# Thread: Inner product with perpendicular unit vectors

1. ## Inner product with perpendicular unit vectors

Note: I'm using (A^T) for the transpose of A.

Problem: Find (A^T)A (the inner product of A with itself) if the columns of A are unit vectors, all mutually perpendicular.

My work: if the columns of A are a(1), a(2),..., a(n) then (A^T)A = ||a(1)||^2 + ||a(2)||^2 + ... + ||a(n)||^2 = 1+1+...+1 = n, so the answer is the number of columns (n) in A. Did I do this correctly?

2. Originally Posted by uberbandgeek6
Note: I'm using (A^T) for the transpose of A.

Problem: Find (A^T)A (the inner product of A with itself) if the columns of A are unit vectors, all mutually perpendicular.

My work: if the columns of A are a(1), a(2),..., a(n) then (A^T)A = ||a(1)||^2 + ||a(2)||^2 + ... + ||a(n)||^2 = 1+1+...+1 = n, so the answer is the number of columns (n) in A. Did I do this correctly?

Your line of thought is correct, but what do you mean by "the answer is the number of ..."?? The answer is a matrix and you haven't yet said which one $\displaystyle A^TA$ is !

Tonio

3. Oh, you're right, I guess it should be a matrix, but I don't understand how to get one. I just have a bunch of scalars now, right? How do I make a matrix out of that? Thank you for the catch btw!

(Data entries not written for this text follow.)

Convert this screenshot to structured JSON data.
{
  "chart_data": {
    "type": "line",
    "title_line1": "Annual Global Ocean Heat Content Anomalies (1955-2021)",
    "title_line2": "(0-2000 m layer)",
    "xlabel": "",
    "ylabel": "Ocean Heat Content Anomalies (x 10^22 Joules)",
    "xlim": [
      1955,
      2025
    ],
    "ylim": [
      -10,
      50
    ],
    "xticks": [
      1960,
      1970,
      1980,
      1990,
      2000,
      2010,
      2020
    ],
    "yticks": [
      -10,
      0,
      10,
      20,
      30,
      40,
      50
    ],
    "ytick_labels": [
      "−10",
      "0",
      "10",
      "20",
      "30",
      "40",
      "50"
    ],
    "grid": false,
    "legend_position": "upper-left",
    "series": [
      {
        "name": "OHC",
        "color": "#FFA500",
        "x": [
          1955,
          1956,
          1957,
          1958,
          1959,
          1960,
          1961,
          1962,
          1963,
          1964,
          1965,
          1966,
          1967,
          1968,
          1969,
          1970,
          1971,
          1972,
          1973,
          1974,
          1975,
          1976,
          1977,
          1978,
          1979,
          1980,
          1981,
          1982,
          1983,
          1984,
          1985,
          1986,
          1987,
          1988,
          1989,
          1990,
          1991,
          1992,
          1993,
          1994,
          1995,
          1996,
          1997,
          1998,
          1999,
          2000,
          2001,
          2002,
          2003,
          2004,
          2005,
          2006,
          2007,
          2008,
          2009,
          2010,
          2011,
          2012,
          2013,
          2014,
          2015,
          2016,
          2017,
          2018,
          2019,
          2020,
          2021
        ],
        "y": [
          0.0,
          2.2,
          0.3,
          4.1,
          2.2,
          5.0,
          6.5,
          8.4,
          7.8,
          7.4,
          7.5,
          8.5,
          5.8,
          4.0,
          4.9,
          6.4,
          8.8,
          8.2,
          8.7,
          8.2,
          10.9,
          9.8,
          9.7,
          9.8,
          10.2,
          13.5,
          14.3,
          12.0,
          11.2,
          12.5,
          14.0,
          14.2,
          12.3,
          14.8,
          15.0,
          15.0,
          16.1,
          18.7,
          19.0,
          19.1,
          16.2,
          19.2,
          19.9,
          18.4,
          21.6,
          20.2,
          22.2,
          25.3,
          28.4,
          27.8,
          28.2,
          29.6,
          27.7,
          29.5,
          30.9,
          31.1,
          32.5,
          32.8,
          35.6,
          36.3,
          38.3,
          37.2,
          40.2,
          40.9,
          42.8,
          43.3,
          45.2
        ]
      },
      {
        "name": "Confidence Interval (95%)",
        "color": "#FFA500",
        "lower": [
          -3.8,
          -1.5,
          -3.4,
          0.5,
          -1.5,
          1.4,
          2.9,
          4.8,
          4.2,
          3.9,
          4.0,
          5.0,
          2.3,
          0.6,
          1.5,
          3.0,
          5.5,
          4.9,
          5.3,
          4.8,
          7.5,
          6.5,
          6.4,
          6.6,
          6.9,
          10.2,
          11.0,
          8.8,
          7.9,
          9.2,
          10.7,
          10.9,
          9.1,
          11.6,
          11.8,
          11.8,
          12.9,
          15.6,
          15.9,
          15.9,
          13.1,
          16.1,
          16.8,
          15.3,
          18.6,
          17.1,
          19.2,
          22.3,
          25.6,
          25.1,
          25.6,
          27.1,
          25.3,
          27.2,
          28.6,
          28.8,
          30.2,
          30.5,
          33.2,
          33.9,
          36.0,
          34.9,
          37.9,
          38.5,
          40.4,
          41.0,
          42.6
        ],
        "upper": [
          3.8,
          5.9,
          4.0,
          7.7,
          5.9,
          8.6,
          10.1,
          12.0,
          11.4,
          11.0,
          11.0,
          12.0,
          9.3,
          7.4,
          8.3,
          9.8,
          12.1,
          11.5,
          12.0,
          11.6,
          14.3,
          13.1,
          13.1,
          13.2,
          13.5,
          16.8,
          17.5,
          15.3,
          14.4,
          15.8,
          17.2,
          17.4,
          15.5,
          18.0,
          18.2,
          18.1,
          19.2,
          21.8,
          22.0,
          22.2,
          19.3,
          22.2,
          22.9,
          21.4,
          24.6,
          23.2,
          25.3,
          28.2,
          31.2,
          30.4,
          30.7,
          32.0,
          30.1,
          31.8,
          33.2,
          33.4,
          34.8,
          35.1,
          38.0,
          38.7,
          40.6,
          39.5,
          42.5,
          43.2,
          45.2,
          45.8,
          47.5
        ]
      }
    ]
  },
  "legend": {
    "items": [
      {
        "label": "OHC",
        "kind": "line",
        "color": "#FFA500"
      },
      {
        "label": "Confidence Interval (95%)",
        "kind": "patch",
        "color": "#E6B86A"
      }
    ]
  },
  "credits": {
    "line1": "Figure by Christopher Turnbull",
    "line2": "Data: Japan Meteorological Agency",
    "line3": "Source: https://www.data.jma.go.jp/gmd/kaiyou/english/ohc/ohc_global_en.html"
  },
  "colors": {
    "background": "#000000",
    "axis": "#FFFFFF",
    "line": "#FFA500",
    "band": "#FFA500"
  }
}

4. When taking a product of two matrices, AB, you can think of each element of the product matrix as a "dot product"- the "ij" element is the dot product of the ith row of A (as a vector) with the jth column of B (as a vector). Since these vectors are all of unit length and perpendicular, the dot product of each one with with itself is 1 and with any other is 0. Therefore each row of the product will consist of one "1" and the rest "0"s.